The 400-square-foot one-bedroom model unit includes a Murphy bed, a kitchen with a wall of cabinets, Bosch appliances including a full-size washer-dryer, exterior panels that can roll away, lots of built-in storage, even a mini wine fridge. All this style varies with price, of course. The model unit would sell for about $200,000, Koziol says, with high-grade bamboo exterior and interior treatments, movable track-mounted large flat-screen TV, the barbecue on the back porch—basically, the best of everything.

 

A one-bedroom 400-square-foot unit without all the upgrades would come in closer to $130,000 to $140,000, Koziol says.

 

Although other companies here offer kit homes, Koziol thinks there’s a market for the sleek, smart design Bento Homes offers, especially for people who want to build something as attractive as the home they already own.

 

(For example, Hardware Hawai‘i’s Hal Levy says the company sells ADU home kits that start at $22,000 for a 400-square-foot model up to $46,000 for a two-bedroom, one-and-a-half-bath, 800-square-foot model for materials alone.
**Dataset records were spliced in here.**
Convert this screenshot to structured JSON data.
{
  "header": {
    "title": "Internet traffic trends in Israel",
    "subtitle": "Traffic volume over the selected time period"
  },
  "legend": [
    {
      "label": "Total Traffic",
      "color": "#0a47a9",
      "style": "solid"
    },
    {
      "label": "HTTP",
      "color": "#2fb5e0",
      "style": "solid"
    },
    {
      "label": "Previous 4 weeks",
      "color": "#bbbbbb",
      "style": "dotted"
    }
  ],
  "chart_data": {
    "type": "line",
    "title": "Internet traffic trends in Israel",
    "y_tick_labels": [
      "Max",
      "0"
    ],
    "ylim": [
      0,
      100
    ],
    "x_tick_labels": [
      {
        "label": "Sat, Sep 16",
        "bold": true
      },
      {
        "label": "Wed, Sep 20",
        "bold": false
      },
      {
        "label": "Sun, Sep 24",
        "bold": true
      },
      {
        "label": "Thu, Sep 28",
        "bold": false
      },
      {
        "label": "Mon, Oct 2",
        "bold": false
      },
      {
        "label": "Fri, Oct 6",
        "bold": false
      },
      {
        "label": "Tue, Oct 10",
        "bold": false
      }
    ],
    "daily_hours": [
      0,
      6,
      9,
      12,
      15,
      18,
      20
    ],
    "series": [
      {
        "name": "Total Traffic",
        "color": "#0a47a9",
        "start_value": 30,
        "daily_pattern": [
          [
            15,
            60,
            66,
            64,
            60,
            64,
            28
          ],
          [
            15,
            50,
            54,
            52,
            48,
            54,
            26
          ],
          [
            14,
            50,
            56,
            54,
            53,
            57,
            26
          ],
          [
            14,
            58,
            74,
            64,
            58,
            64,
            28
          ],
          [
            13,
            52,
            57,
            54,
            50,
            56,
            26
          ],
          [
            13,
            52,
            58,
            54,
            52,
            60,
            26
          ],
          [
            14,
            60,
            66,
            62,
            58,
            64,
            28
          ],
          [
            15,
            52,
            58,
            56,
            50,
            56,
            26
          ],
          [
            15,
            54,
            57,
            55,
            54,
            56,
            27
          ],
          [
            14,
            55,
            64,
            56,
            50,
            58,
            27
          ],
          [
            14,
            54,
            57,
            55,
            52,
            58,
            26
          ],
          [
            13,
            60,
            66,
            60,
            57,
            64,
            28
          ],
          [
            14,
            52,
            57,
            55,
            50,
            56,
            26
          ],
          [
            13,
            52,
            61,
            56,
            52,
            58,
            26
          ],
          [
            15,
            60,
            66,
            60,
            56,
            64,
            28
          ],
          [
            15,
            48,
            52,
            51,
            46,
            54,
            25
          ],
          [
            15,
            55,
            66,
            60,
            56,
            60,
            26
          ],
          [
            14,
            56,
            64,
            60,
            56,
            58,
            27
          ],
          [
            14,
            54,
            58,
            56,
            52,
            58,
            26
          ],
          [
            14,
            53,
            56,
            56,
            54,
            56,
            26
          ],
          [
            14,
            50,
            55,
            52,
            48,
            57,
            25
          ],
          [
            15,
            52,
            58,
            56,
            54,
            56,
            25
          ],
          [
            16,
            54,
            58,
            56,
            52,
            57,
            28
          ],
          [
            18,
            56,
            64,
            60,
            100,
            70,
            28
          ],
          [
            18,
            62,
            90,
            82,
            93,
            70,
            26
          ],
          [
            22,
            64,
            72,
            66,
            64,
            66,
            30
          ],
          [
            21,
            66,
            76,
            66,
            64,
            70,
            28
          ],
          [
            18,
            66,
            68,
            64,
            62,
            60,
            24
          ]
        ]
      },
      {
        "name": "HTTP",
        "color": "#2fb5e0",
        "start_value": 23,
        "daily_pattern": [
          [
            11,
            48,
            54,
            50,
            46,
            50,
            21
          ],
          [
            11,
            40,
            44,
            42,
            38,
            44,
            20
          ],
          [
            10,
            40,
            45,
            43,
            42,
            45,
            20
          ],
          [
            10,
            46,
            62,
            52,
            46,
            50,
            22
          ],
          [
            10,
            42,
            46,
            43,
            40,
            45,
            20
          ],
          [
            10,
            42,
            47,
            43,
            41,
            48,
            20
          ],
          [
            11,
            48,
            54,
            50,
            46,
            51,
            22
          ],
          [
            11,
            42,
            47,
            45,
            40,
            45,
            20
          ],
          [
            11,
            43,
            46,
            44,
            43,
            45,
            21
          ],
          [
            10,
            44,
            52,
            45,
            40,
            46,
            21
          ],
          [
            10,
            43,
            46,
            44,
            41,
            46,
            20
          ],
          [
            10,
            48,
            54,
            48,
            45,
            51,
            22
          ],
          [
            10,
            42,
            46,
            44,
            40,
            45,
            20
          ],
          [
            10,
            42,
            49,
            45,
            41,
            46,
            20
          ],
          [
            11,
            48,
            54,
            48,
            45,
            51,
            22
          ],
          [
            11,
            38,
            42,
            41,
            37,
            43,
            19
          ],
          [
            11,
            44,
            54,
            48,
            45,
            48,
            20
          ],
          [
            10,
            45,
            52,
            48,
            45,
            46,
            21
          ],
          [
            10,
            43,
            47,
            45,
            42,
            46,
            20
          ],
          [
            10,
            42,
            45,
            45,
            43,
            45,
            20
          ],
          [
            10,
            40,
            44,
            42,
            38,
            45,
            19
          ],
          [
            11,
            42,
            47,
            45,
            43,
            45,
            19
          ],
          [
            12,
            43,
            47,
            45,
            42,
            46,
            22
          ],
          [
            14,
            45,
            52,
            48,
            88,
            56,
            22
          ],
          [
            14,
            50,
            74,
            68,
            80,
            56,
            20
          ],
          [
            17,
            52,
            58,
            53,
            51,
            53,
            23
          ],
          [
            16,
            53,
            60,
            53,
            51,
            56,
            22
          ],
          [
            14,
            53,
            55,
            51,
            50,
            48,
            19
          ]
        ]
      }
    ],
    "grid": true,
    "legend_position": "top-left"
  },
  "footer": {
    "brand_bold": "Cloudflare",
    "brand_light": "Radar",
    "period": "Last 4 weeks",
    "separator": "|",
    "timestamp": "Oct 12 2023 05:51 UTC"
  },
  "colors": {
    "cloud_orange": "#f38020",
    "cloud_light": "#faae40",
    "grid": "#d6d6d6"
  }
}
Contractors charge an additional labor fee to build the units: about $225 to $275 for each square foot, he says.)

  Bento Homes

 

“We basically do everything,” Koziol says, including site survey to determine if the property qualifies, feasibility study for a $500 fee, and designing, permitting and construction. He estimates the process takes about six months.

 

Sales manager Sai Weiss, who grew up in Puna’s Paradise Park on Hawai‘i Island, also sees potential in people building the homes in more remote areas where they could be off the grid.

 

Local architect Edward Sheehan says he sees the project as a way to match a skilled team to a homeowner. “It’s a pretty arduous process for a small project,” especially with permitting, hiring contractors and even adding solar power. “Nobody wants to hire an architect for such a small project,” Sheehan adds. This project allows them to get something designed faster, at a lower cost, he says.